Quis o destino que tivesse de me afastar de Lajeado para cuidar de meus estudos e da profissão, mas jamais perdi o contato com a terra natal, onde até hoje permanece a maior parte da família. E sucedeu assim que, numa das recentes visitas, fui surpreendido pela minha irmã Dirce com algo que jamais pensei deparar algum dia – um privilégio que me concedeu graças à sua participação neste livro alusivo aos 60 anos da Rádio Independente. Ela colocou em minhas mãos alguns originais dos textos que o Lauro escreveu e levou ao ar lá pelos idos do final da década de 60 e começo dos anos 70, exatamente a época em que passava minha infância no interior de Lajeado. Para mim, foi como uma daquelas cenas de filme em que um personagem se vê, inesperadamente, fazendo uma viagem ao passado e reencontra pessoas e objetos com os quais teve contato em alguma outra época.
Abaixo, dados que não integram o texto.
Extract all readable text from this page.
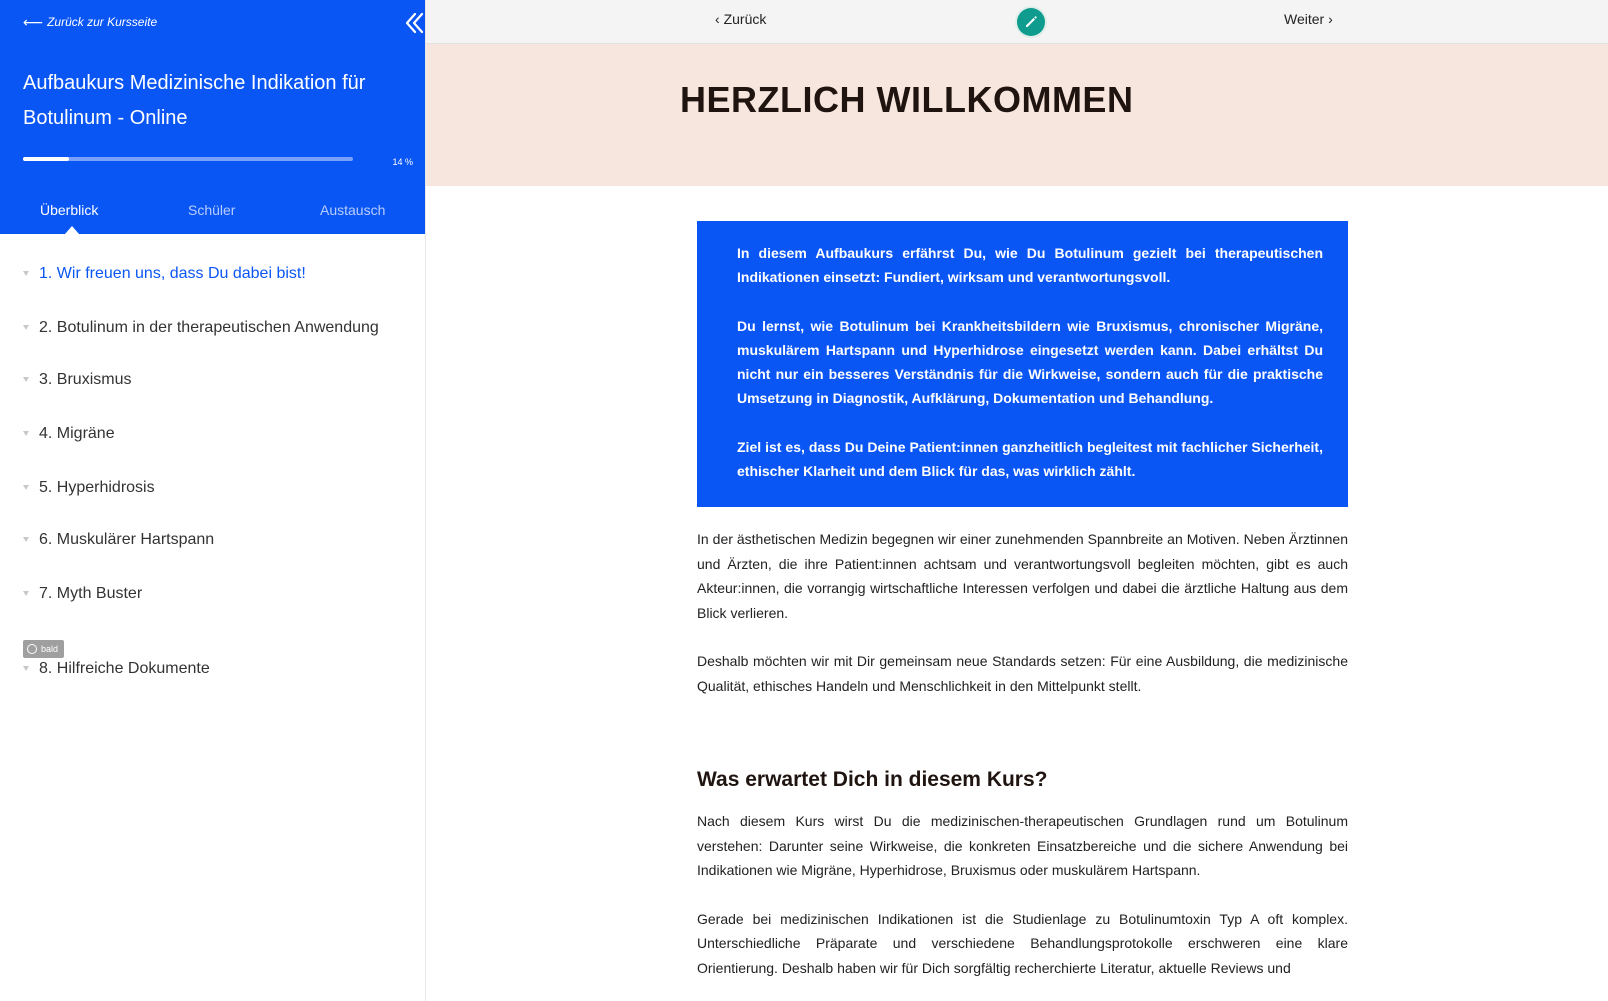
⟵ Zurück zur Kursseite
Aufbaukurs Medizinische Indikation für Botulinum - Online
14 %
Überblick	Schüler	Austausch
1. Wir freuen uns, dass Du dabei bist!
2. Botulinum in der therapeutischen Anwendung
3. Bruxismus
4. Migräne
5. Hyperhidrosis
6. Muskulärer Hartspann
7. Myth Buster
8. Hilfreiche Dokumente
bald
‹ Zurück	Weiter ›
HERZLICH WILLKOMMEN

In diesem Aufbaukurs erfährst Du, wie Du Botulinum gezielt bei therapeutischen Indikationen einsetzt: Fundiert, wirksam und verantwortungsvoll.

Du lernst, wie Botulinum bei Krankheitsbildern wie Bruxismus, chronischer Migräne, muskulärem Hartspann und Hyperhidrose eingesetzt werden kann. Dabei erhältst Du nicht nur ein besseres Verständnis für die Wirkweise, sondern auch für die praktische Umsetzung in Diagnostik, Aufklärung, Dokumentation und Behandlung.

Ziel ist es, dass Du Deine Patient:innen ganzheitlich begleitest mit fachlicher Sicherheit, ethischer Klarheit und dem Blick für das, was wirklich zählt.

In der ästhetischen Medizin begegnen wir einer zunehmenden Spannbreite an Motiven. Neben Ärztinnen und Ärzten, die ihre Patient:innen achtsam und verantwortungsvoll begleiten möchten, gibt es auch Akteur:innen, die vorrangig wirtschaftliche Interessen verfolgen und dabei die ärztliche Haltung aus dem Blick verlieren.

Deshalb möchten wir mit Dir gemeinsam neue Standards setzen: Für eine Ausbildung, die medizinische Qualität, ethisches Handeln und Menschlichkeit in den Mittelpunkt stellt.

Was erwartet Dich in diesem Kurs?

Nach diesem Kurs wirst Du die medizinischen-therapeutischen Grundlagen rund um Botulinum verstehen: Darunter seine Wirkweise, die konkreten Einsatzbereiche und die sichere Anwendung bei Indikationen wie Migräne, Hyperhidrose, Bruxismus oder muskulärem Hartspann.

Gerade bei medizinischen Indikationen ist die Studienlage zu Botulinumtoxin Typ A oft komplex. Unterschiedliche Präparate und verschiedene Behandlungsprotokolle erschweren eine klare Orientierung. Deshalb haben wir für Dich sorgfältig recherchierte Literatur, aktuelle Reviews und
Ao folhear os papeis amarelados, tive de segurar a emoção. E, numa rápida leitura, vários aspectos logo saltaram aos olhos. Não a qualidade dos textos, que há muito já conhecia, mas a imediata percepção de que boa parte dos temas abordados pelo Lauro, três décadas atrás, permanecem incrivelmente atuais, numa demonstração de que determinadas situações realmente nunca mudam – e também da visão acurada e de toda a sensibilidade que ele tinha para identificar a relevância dos acontecimentos políticos, econômicos, sociais e culturais de seu tempo.
De outra parte, segurando agora aqueles escritos, não tive como deixar de me surpreender com a forma escorreita como o Lauro redigia, praticamente sem cometer erros, numa época em que ainda não se dispunha do “delete” no teclado, nem das opções de colar, copiar ou recortar partes para ajustar o texto ou fazer correções. Ideias que fluíam límpidas, claras, com coesão e coerência naturais, confirmando para mim toda a maestria do autor no manejo das palavras e na condução lógica dos pensamentos.
Como já disse, me senti um privilegiado por esse momento que pude viver – embora toda sua fugacidade. Assim como também é breve nossa existência, da qual realmente só vai importar, depois de nossa partida, aquilo com o que tivermos contribuído para melhorar o mundo. Algo no que Lauro Mathias Müller fez de sobra durante sua inesquecível estada entre nós.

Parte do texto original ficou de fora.